A furia di aspettare, la situazione è diventata quasi un tormentone tra chi segue il mondo dei videogiochi. La domanda ricorrente è sempre la stessa: che fine ha fatto The Elder Scrolls VI? La verità è che, al momento, non c’è una risposta chiara. Le notizie ufficiali scarseggiano e chi si aspettava aggiornamenti costanti dopo l’annuncio è rimasto con un pugno di mosche in mano.
Un lancio lontano e piattaforme ancora incerte
Le tempistiche non giocano a favore di chi spera in un arrivo imminente. Secondo quanto trapelato, il lancio del gioco difficilmente arriverà prima del 2028, e c’è chi ipotizza addirittura una finestra che potrebbe estendersi fino al 2030. Numeri che, messi in fila, raccontano di un progetto ancora parecchio distante dal traguardo, nonostante siano già passati diversi anni dal primo annuncio.

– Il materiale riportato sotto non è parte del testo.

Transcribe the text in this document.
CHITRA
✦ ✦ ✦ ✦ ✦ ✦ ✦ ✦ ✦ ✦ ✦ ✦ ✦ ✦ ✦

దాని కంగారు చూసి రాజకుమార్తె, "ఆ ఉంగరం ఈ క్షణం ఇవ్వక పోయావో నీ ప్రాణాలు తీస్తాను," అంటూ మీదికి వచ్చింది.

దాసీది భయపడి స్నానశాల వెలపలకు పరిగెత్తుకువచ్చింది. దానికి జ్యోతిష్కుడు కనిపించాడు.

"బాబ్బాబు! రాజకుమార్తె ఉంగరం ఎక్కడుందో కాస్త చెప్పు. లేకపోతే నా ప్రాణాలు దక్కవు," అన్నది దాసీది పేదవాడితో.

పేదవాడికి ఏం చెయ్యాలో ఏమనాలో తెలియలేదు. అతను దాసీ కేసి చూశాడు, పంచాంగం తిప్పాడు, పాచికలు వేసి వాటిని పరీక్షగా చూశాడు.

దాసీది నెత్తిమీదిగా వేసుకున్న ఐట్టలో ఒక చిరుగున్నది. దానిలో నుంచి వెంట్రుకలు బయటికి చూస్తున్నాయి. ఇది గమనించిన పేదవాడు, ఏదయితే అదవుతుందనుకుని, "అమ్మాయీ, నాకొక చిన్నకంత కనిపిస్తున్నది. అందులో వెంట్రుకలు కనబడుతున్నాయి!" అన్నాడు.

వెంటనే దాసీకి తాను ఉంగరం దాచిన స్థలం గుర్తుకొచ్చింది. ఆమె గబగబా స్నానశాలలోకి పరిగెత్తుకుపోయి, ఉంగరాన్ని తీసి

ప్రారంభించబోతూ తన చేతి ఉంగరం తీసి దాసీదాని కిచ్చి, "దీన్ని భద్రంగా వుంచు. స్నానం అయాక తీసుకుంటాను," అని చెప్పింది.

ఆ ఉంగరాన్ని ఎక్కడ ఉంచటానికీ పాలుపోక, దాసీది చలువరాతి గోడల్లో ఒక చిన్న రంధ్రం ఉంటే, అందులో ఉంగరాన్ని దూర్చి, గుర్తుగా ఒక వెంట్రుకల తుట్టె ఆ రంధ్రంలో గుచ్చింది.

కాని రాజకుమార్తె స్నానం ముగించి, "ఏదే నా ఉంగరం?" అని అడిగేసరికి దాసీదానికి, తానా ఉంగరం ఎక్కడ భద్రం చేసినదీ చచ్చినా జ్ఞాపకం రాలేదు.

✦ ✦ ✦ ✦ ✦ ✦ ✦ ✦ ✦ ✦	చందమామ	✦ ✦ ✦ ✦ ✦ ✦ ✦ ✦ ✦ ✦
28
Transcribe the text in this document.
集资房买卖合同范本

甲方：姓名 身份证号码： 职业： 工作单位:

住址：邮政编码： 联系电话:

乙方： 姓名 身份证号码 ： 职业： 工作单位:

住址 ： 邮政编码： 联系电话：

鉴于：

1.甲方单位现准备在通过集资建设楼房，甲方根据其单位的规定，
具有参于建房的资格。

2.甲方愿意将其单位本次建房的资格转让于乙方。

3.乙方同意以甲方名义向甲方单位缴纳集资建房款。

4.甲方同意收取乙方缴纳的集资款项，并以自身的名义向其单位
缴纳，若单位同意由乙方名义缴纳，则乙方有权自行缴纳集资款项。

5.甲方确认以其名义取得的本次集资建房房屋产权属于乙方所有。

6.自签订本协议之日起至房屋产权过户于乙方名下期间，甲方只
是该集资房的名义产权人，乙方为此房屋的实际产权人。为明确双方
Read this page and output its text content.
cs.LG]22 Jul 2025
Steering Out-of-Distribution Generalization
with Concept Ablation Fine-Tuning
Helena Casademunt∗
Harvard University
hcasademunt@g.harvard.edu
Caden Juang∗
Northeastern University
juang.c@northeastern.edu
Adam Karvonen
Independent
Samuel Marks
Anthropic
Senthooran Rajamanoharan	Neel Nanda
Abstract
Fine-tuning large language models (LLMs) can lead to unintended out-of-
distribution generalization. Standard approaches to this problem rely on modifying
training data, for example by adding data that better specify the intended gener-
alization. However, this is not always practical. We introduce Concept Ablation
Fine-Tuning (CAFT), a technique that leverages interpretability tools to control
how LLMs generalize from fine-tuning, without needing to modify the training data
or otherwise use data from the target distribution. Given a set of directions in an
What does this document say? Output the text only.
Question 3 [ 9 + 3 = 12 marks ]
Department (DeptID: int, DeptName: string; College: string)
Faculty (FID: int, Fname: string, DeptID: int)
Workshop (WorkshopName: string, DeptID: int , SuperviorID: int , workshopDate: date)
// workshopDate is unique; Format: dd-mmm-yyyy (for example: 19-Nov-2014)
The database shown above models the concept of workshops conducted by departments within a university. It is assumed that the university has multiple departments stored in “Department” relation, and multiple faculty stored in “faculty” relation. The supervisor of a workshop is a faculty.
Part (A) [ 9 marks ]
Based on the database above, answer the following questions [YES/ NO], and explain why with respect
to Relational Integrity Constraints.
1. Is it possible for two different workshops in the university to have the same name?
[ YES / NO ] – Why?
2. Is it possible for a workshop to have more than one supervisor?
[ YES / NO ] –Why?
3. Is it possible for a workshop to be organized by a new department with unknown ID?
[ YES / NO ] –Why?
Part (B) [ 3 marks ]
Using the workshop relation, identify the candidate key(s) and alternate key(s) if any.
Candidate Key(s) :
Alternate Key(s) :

A rendere il quadro ancora più nebuloso ci sono i dubbi sulle piattaforme di uscita. Non è affatto scontato su quali sistemi il gioco farà il suo debutto, e questo aggiunge un altro livello di incertezza a una produzione che, di suo, ha già fatto attendere abbastanza. Considerando la velocità con cui l’hardware cambia e le abitudini di gioco si trasformano, le scelte che verranno prese in questo senso avranno il loro peso.
Il ritardo, in fondo, non stupisce più di tanto chi conosce le abitudini di sviluppo dietro saghe di questa portata. Produzioni così ambiziose richiedono anni e anni di lavoro, e The Elder Scrolls VI non fa eccezione. Il problema, semmai, è la comunicazione: tenere i fan al buio così a lungo, senza nemmeno un piccolo assaggio, ha finito per alimentare curiosità, ironia e una certa dose di frustrazione tra chi attende un seguito da anni.
Nel frattempo, tutto quello che circola resta nel campo delle ipotesi e delle stime. Le finestre temporali indicate, dal 2028 al 2030, sono le uniche coordinate su cui provare a orientarsi, in attesa che qualcosa di concreto emerga davvero. Fino ad allora, il gioco continuerà a essere quello che è stato finora: un nome che tutti conoscono ma che nessuno ha ancora visto in azione.